I have never been afraid to tell people that I go to Weight Watchers.  I am proud that I have never been uncomfortable letting anyone know that I am overweight and I need help.  I realized in 2003 that I could not take the weight loss journey on my own.  I needed a support system of people who were in the exact same place that I was.  I knew that if I had to step on a scale and have someone tell me how good or bad I had done that week that I was going to try and have more good weeks than bad.  We are all human so of course we will never be perfect, and we will have plenty of ups and downs on any path we take in this life.  Weight loss is no different than motherhood.  It is hard as hell but it is so rewarding at the same time.

If I were an alcoholic I would go to AA, if I was a drug addict I would go to NA, I am a food addict so I go to Weight Watchers.  We have weekly meetings and the members share their stories about their day, week or even their entire journey so far.  It is comforting to know that you are not alone and that it is possible to change your habits and lose the weight.  I have often been in situations where I know that I am the fat girl and I wonder if people are looking at me that way.  You know the old, “she has such a pretty face and would be so attractive if she lost the weight”.  I don’t see myself as a beautiful person but I know that people have seen me as the fat girl.  When I go to a Weight Watchers meeting I don’t ever wonder what anyone thinks of me.  In that hour I know that I will not be judged and I will not judge anyone else.  We are all in this together for better or worse, almost like a marriage.  We all cheer each other on when we have a victory on the scale and we cheer each other up when we have a bad week.  It is hard to walk through that door for the first time, but once you do your life will be changed.
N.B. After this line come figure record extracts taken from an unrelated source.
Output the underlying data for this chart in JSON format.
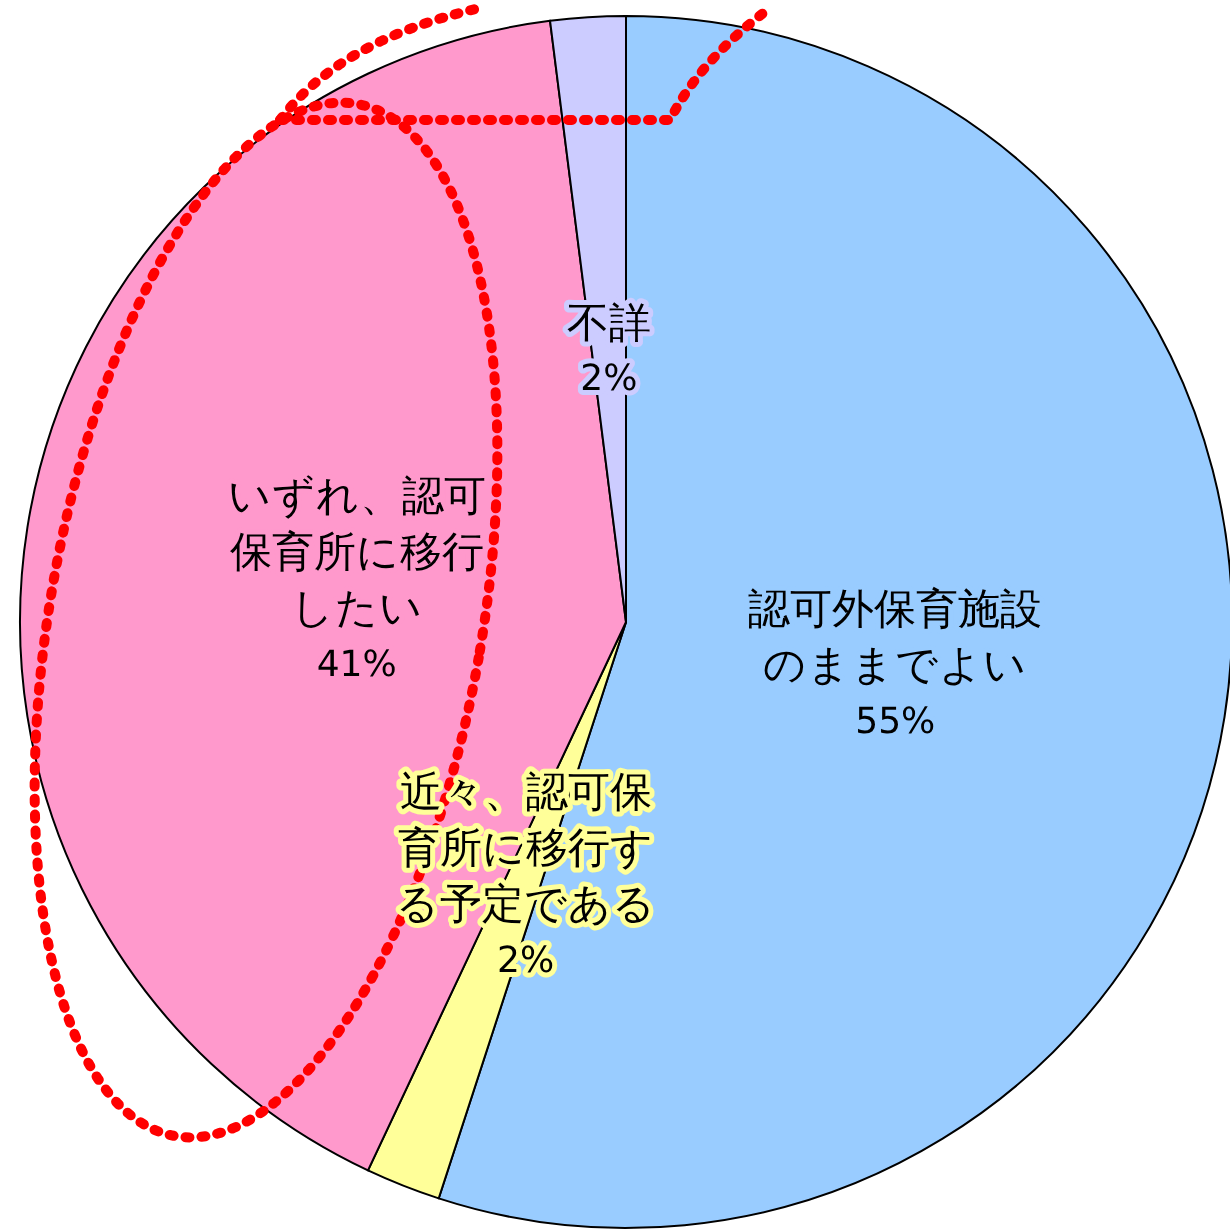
{
  "chart_data": {
    "type": "pie",
    "categories": [
      "認可外保育施設のままでよい",
      "近々、認可保育所に移行する予定である",
      "いずれ、認可保育所に移行したい",
      "不詳"
    ],
    "values": [
      55,
      2,
      41,
      2
    ],
    "colors": [
      "#99ccff",
      "#ffff99",
      "#ff99cc",
      "#ccccff"
    ],
    "value_labels": [
      "55%",
      "2%",
      "41%",
      "2%"
    ]
  }
}
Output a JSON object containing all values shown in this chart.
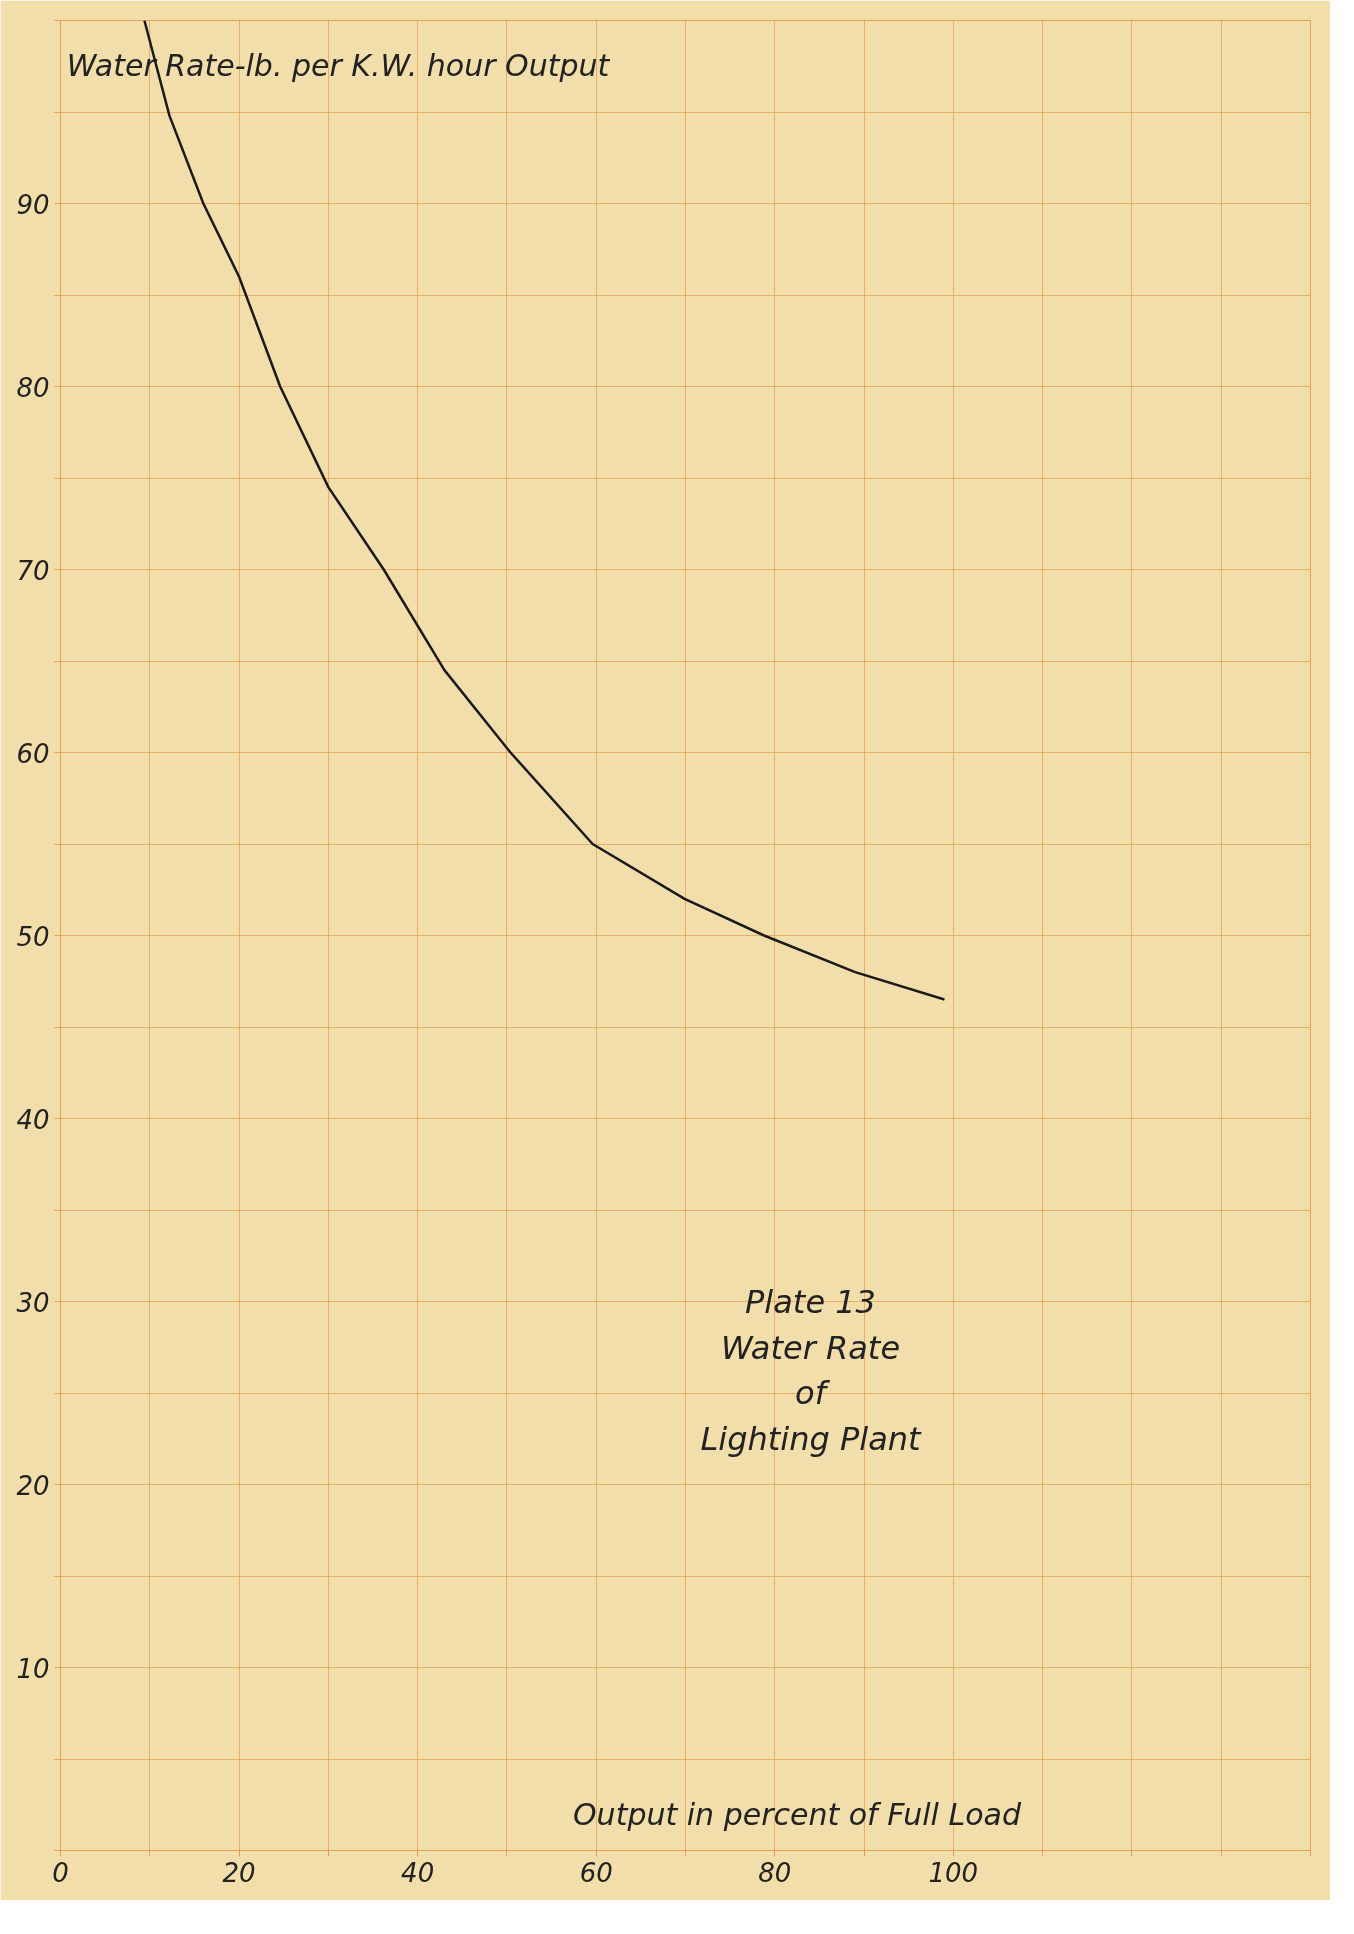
{
  "chart_data": {
    "type": "line",
    "title": "Plate 13\nWater Rate\nof\nLighting Plant",
    "xlabel": "Output in percent of Full Load",
    "ylabel": "Water Rate-lb. per K.W. hour Output",
    "x": [
      9.4,
      12.2,
      16,
      20,
      24.6,
      30,
      36.2,
      43,
      50.4,
      59.6,
      69.9,
      78.8,
      89,
      99
    ],
    "series": [
      {
        "color": "#1a1a1a",
        "values": [
          100,
          94.8,
          90,
          86,
          80,
          74.5,
          70,
          64.5,
          60,
          55,
          52,
          50,
          48,
          46.5
        ]
      }
    ],
    "xlim": [
      0,
      140
    ],
    "ylim": [
      0,
      100
    ],
    "xticks": [
      0,
      {
        "value": 10,
        "label": null
      },
      20,
      {
        "value": 30,
        "label": null
      },
      40,
      {
        "value": 50,
        "label": null
      },
      60,
      {
        "value": 70,
        "label": null
      },
      80,
      {
        "value": 90,
        "label": null
      },
      100,
      {
        "value": 110,
        "label": null
      },
      {
        "value": 120,
        "label": null
      },
      {
        "value": 130,
        "label": null
      },
      {
        "value": 140,
        "label": null
      }
    ],
    "yticks": [
      {
        "value": 0,
        "label": null
      },
      {
        "value": 5,
        "label": null
      },
      10,
      {
        "value": 15,
        "label": null
      },
      20,
      {
        "value": 25,
        "label": null
      },
      30,
      {
        "value": 35,
        "label": null
      },
      40,
      {
        "value": 45,
        "label": null
      },
      50,
      {
        "value": 55,
        "label": null
      },
      60,
      {
        "value": 65,
        "label": null
      },
      70,
      {
        "value": 75,
        "label": null
      },
      80,
      {
        "value": 85,
        "label": null
      },
      90,
      {
        "value": 95,
        "label": null
      },
      {
        "value": 100,
        "label": null
      }
    ],
    "grid": true,
    "line_style": "solid",
    "marker": "none"
  }
}
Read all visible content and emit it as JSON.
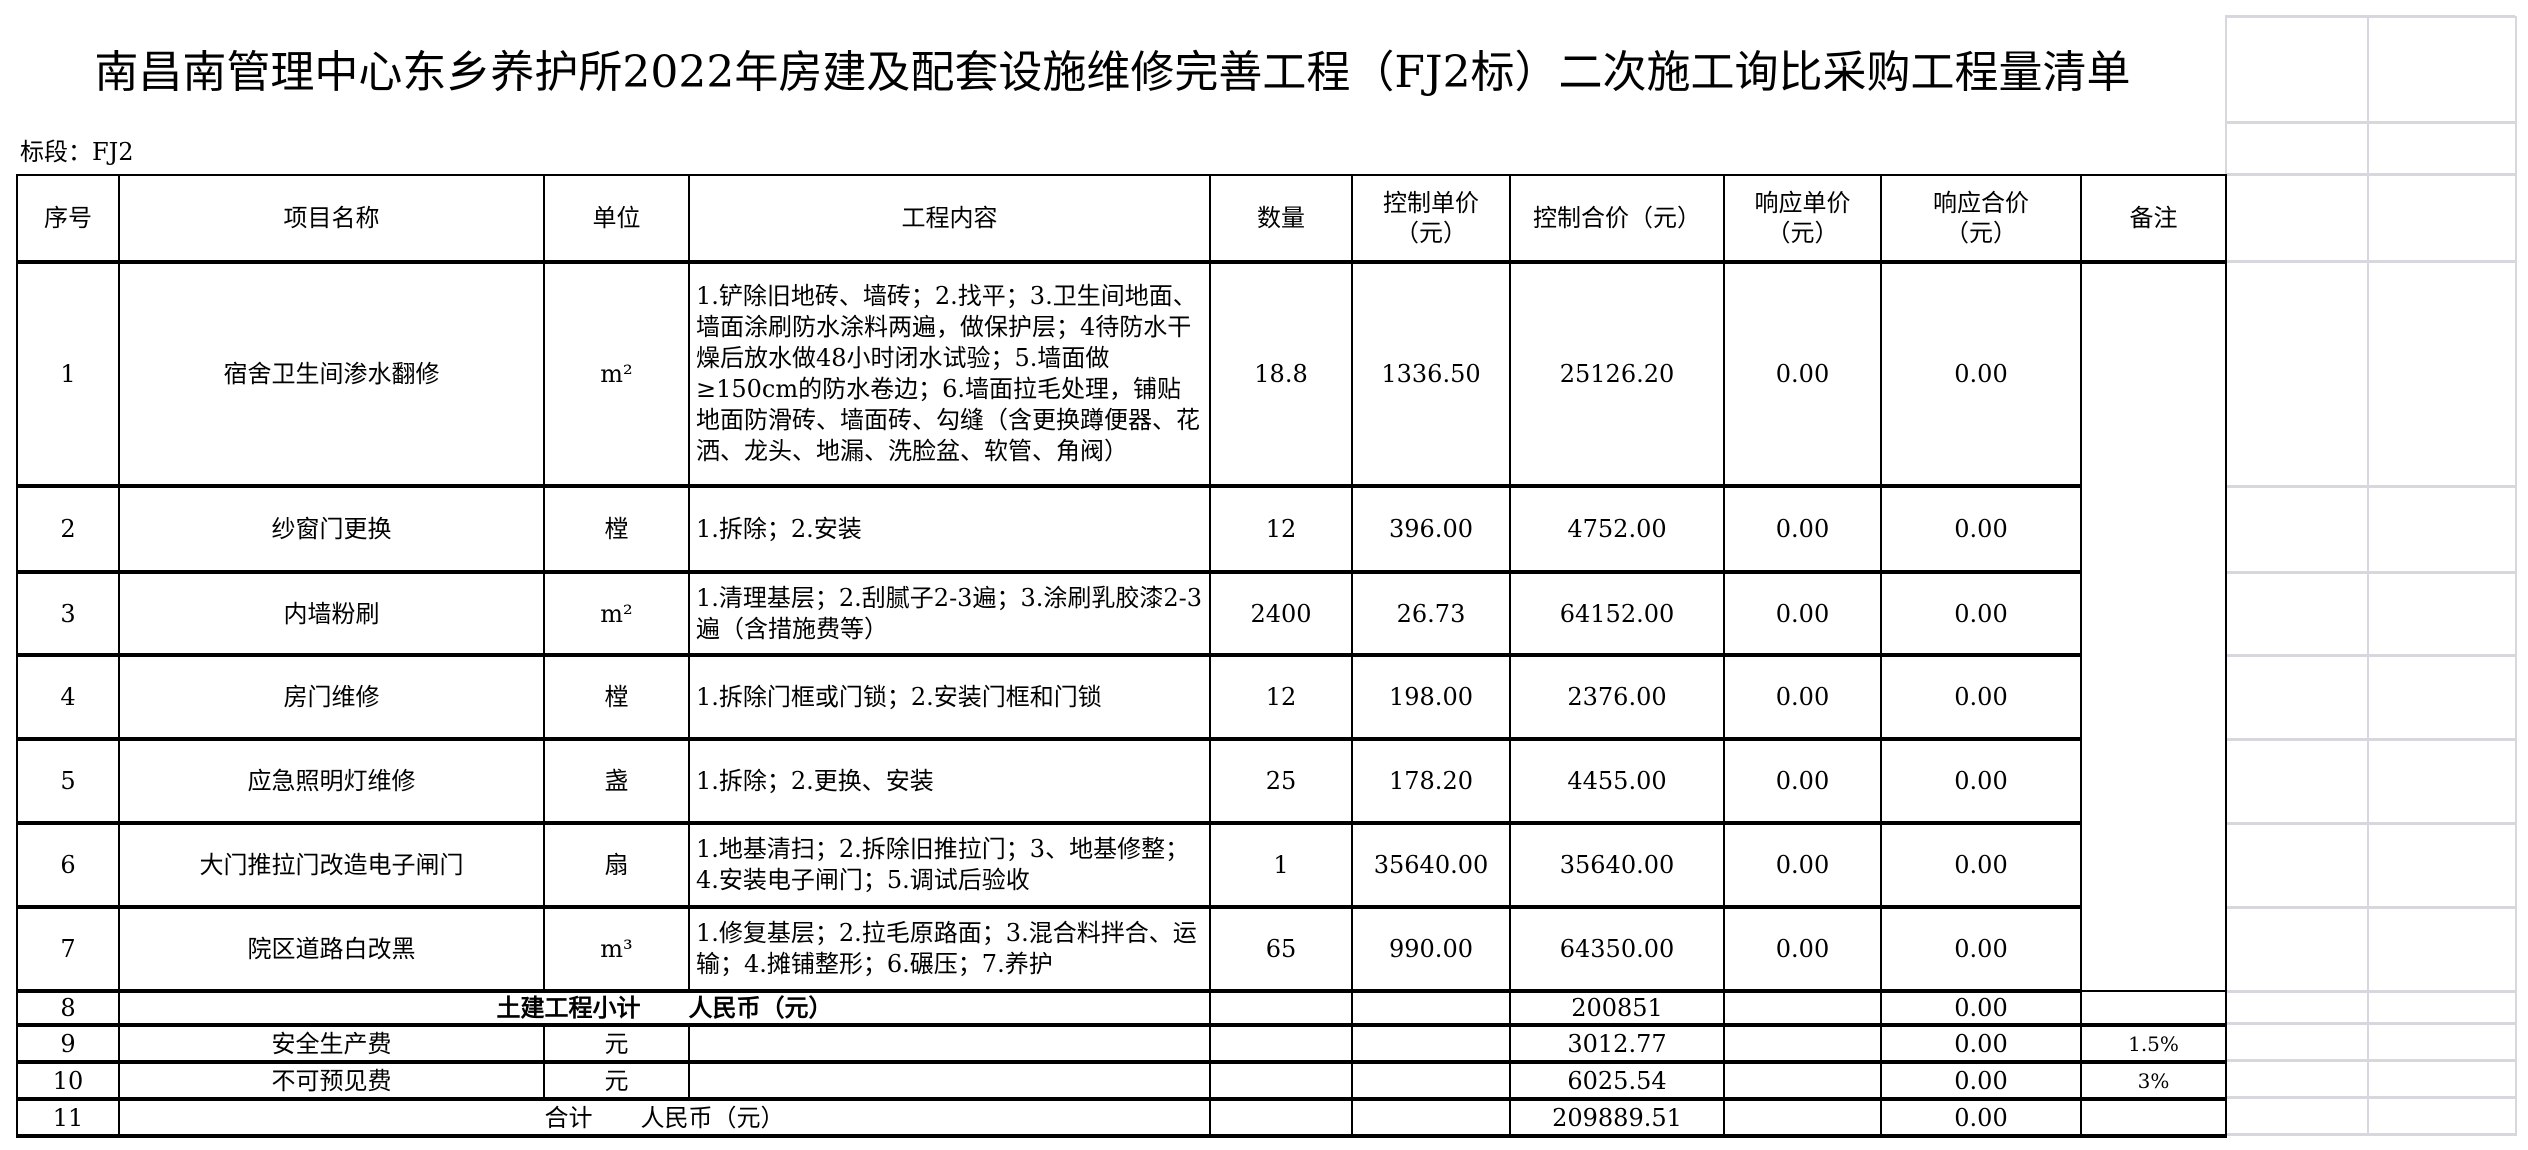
{
  "title": "南昌南管理中心东乡养护所2022年房建及配套设施维修完善工程（FJ2标）二次施工询比采购工程量清单",
  "section_label": "标段：FJ2",
  "headers": [
    "序号",
    "项目名称",
    "单位",
    "工程内容",
    "数量",
    "控制单价（元）",
    "控制合价（元）",
    "响应单价（元）",
    "响应合价（元）",
    "备注"
  ],
  "rows": [
    {
      "no": "1",
      "name": "宿舍卫生间渗水翻修",
      "unit": "m²",
      "desc": "1.铲除旧地砖、墙砖；2.找平；3.卫生间地面、墙面涂刷防水涂料两遍，做保护层；4待防水干燥后放水做48小时闭水试验；5.墙面做≥150cm的防水卷边；6.墙面拉毛处理，铺贴地面防滑砖、墙面砖、勾缝（含更换蹲便器、花洒、龙头、地漏、洗脸盆、软管、角阀）",
      "qty": "18.8",
      "ctrl_price": "1336.50",
      "ctrl_total": "25126.20",
      "resp_price": "0.00",
      "resp_total": "0.00"
    },
    {
      "no": "2",
      "name": "纱窗门更换",
      "unit": "樘",
      "desc": "1.拆除；2.安装",
      "qty": "12",
      "ctrl_price": "396.00",
      "ctrl_total": "4752.00",
      "resp_price": "0.00",
      "resp_total": "0.00"
    },
    {
      "no": "3",
      "name": "内墙粉刷",
      "unit": "m²",
      "desc": "1.清理基层；2.刮腻子2-3遍；3.涂刷乳胶漆2-3遍（含措施费等）",
      "qty": "2400",
      "ctrl_price": "26.73",
      "ctrl_total": "64152.00",
      "resp_price": "0.00",
      "resp_total": "0.00"
    },
    {
      "no": "4",
      "name": "房门维修",
      "unit": "樘",
      "desc": "1.拆除门框或门锁；2.安装门框和门锁",
      "qty": "12",
      "ctrl_price": "198.00",
      "ctrl_total": "2376.00",
      "resp_price": "0.00",
      "resp_total": "0.00"
    },
    {
      "no": "5",
      "name": "应急照明灯维修",
      "unit": "盏",
      "desc": "1.拆除；2.更换、安装",
      "qty": "25",
      "ctrl_price": "178.20",
      "ctrl_total": "4455.00",
      "resp_price": "0.00",
      "resp_total": "0.00"
    },
    {
      "no": "6",
      "name": "大门推拉门改造电子闸门",
      "unit": "扇",
      "desc": "1.地基清扫；2.拆除旧推拉门；3、地基修整；4.安装电子闸门；5.调试后验收",
      "qty": "1",
      "ctrl_price": "35640.00",
      "ctrl_total": "35640.00",
      "resp_price": "0.00",
      "resp_total": "0.00"
    },
    {
      "no": "7",
      "name": "院区道路白改黑",
      "unit": "m³",
      "desc": "1.修复基层；2.拉毛原路面；3.混合料拌合、运输；4.摊铺整形；6.碾压；7.养护",
      "qty": "65",
      "ctrl_price": "990.00",
      "ctrl_total": "64350.00",
      "resp_price": "0.00",
      "resp_total": "0.00"
    }
  ],
  "subtotal": {
    "no": "8",
    "label": "土建工程小计　　人民币（元）",
    "ctrl_total": "200851",
    "resp_total": "0.00"
  },
  "fees": [
    {
      "no": "9",
      "name": "安全生产费",
      "unit": "元",
      "ctrl_total": "3012.77",
      "resp_total": "0.00",
      "remark": "1.5%"
    },
    {
      "no": "10",
      "name": "不可预见费",
      "unit": "元",
      "ctrl_total": "6025.54",
      "resp_total": "0.00",
      "remark": "3%"
    }
  ],
  "total": {
    "no": "11",
    "label": "合计　　人民币（元）",
    "ctrl_total": "209889.51",
    "resp_total": "0.00"
  }
}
Yesterday was an amazing day for me.  I weighed in and lost another 3.2 pounds for a total of 20 pounds.  I was hoping to get there last week but I didn’t get down about it and now I have one pound left to get to my 10%.  I honestly believe that the hypnosis worked for me.  I have seen a loss on the scale every week since I did it and that has kept me going.  I need to start to get in more exercise so I can get these last 32 pounds off of me before the summer.  Bikini here I come!

 I got to meet my nephew Charlie yesterday!